The study examined several key factors that affect the usability;

  • the ease with which a user is able to use the application to achieve a specified goal
  • the time taken and effort expended in relation to using the application
  • the overall liking of the application and the ease with which a user can learn the system in order to start using it.

The findings of the study will be used to improve the design of the PRECIOUS.

Study method

The study examined the usability of three different mobile food intake and physical activity applications (MyFitnessPal®, My Diet Diary® and an application developed by PRECIOUS) for different user groups, with the view to improving the design of the PRECIOUS mobile application.

Each participant was assigned a single application to use for a period of seven days. At the end of the period, participants were asked to complete an on-line survey. In total the study involved 250 participants (82-85 per mobile health tool). The participants were in four user groups; age 18 to 35 years, with no children living at home, age 18 to 60 years, with at least one child under 18 years living at home, age 36 to 60 years, with no children living at home, age 61 to 75 years, with no children living at home.


The PRECIOUS application was found to be significantly harder to use than the other applications. This was reflected by the higher percentage of users not using the app every day (49% compared to 29% for My Diet Diary Calorie Counter® and 17% MyFitnessPal®).  It was also found that 81% of the participants who used the PRECIOUS application disagreed with the statement that there was clear guidance on how to use the application, whereas 58% of the MyFitnessPal® agreed with the statement. For the statement “the app allowed me to input the correct food I had eaten”, 71% of the PRECIOUS users disagreed with this statement compared to 54% for My Diet Diary Calorie Counter® and 28% for MyFitnessPal®. However, all respondents reported some difficulties with all applications, due to databases often containing American products.

Overall there was consensus within and across the four user groups, with the exception of the group containing 61-75 year olds with no children at home, which showed some variation in their perception of some usability functions.

The study highlighted several key aspects that affect the perceived usability of the application, including:

  • clear guidance on how to use the application when initially opened
  • clarity of design and intuitive navigation
  • relevance of the food intake database to the individuals location
  • the food intake aspect should account for meals being consumed in different locations,
  • ease and clarity of progress monitoring


Campden BRI have been able to show that the current PRECIOUS application being developed, did not perform as well as MyFitnessPal® and My Diet Diary Calorie Counter® in terms of usability.

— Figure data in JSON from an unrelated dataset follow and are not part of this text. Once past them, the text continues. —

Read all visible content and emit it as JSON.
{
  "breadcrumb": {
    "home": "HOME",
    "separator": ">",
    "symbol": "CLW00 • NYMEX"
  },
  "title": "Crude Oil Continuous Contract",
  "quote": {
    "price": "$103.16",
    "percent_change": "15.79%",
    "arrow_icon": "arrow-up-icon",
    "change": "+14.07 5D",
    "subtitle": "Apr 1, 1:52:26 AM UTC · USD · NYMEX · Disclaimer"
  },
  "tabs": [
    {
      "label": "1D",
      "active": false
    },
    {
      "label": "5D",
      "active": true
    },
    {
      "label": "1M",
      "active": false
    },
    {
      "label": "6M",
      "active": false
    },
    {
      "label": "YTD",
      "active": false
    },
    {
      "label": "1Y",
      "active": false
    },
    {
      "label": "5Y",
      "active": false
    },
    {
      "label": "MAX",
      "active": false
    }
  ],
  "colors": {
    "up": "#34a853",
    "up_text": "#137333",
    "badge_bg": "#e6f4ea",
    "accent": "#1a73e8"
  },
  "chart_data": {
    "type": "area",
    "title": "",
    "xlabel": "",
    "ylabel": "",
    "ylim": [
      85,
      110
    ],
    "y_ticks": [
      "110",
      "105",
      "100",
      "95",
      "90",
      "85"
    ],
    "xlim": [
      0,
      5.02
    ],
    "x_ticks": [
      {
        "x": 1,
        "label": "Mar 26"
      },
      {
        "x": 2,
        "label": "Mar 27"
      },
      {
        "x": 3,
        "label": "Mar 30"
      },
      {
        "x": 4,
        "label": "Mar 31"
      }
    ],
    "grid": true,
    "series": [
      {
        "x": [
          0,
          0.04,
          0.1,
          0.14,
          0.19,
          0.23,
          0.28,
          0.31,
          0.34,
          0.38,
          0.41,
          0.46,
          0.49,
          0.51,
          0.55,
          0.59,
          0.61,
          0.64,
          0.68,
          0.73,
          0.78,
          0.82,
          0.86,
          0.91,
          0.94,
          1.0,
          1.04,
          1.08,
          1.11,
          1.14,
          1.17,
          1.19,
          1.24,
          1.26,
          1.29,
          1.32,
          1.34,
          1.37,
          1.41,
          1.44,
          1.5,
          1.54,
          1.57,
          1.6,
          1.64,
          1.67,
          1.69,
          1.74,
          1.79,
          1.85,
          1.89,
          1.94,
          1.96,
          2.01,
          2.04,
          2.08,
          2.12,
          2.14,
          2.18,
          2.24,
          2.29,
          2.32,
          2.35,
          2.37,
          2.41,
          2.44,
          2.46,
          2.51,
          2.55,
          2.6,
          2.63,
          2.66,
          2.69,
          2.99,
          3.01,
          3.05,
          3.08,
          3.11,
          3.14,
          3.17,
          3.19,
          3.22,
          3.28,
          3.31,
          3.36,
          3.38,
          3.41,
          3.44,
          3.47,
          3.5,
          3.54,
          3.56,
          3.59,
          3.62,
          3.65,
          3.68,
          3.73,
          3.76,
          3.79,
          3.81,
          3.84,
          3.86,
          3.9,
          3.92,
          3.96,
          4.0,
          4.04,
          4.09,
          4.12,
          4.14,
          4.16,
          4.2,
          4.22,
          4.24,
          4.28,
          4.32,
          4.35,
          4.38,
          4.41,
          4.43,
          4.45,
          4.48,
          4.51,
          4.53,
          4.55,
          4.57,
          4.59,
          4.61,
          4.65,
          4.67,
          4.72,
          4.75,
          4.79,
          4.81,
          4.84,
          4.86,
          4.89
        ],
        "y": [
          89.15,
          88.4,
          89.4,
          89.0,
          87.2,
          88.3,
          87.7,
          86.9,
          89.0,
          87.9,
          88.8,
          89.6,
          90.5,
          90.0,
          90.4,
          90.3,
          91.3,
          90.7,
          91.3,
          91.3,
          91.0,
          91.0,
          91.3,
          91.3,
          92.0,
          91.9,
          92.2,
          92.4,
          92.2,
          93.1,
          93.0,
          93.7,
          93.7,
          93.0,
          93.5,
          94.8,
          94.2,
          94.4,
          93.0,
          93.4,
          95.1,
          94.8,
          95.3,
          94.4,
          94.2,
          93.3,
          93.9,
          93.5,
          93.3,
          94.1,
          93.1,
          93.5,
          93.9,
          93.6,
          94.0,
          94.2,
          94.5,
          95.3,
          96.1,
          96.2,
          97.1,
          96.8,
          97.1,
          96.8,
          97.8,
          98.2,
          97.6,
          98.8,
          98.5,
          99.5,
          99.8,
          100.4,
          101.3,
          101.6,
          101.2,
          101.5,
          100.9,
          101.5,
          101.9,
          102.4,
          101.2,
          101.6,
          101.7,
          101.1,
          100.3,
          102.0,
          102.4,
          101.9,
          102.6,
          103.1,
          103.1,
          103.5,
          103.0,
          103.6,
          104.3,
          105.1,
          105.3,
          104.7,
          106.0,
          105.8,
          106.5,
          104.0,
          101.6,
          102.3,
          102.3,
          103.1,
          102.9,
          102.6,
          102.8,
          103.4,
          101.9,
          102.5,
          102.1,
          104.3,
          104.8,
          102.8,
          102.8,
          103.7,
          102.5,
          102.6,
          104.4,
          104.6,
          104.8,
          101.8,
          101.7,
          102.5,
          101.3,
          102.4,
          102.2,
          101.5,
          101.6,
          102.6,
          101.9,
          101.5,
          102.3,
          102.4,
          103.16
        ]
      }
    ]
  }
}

The next phase of the project will use these findings to further develop and improve the PRECIOUS food intake and physical activity application. The study has highlighted that there are several key aspects that affect the perceived usability of these types of applications; and that there are several opportunities for the PRECIOUS application to improve its usability. Based on these findings, further developments of the application is planned and work with a usability designer to ensure the final integrated system is usable and motivates individuals to improve their health.


Novel technologies are showing increasing promise in enabling individuals to manage their own health. PRECIOUS will provide an alternative technological application-based approach to reducing consumers’ risk of type 2 diabetes and cardiovascular disease by helping them to manage their own risk. This study compared the usability of the PRECIOUS food intake and physical activity application to other similar commercially available applications. The results showed the importance of keeping consumers’ needs central to product design. These findings will guide the future design of the PRECIOUS system in terms of usability, with the end objective of ensuring longer usage and longer term behaviour changes.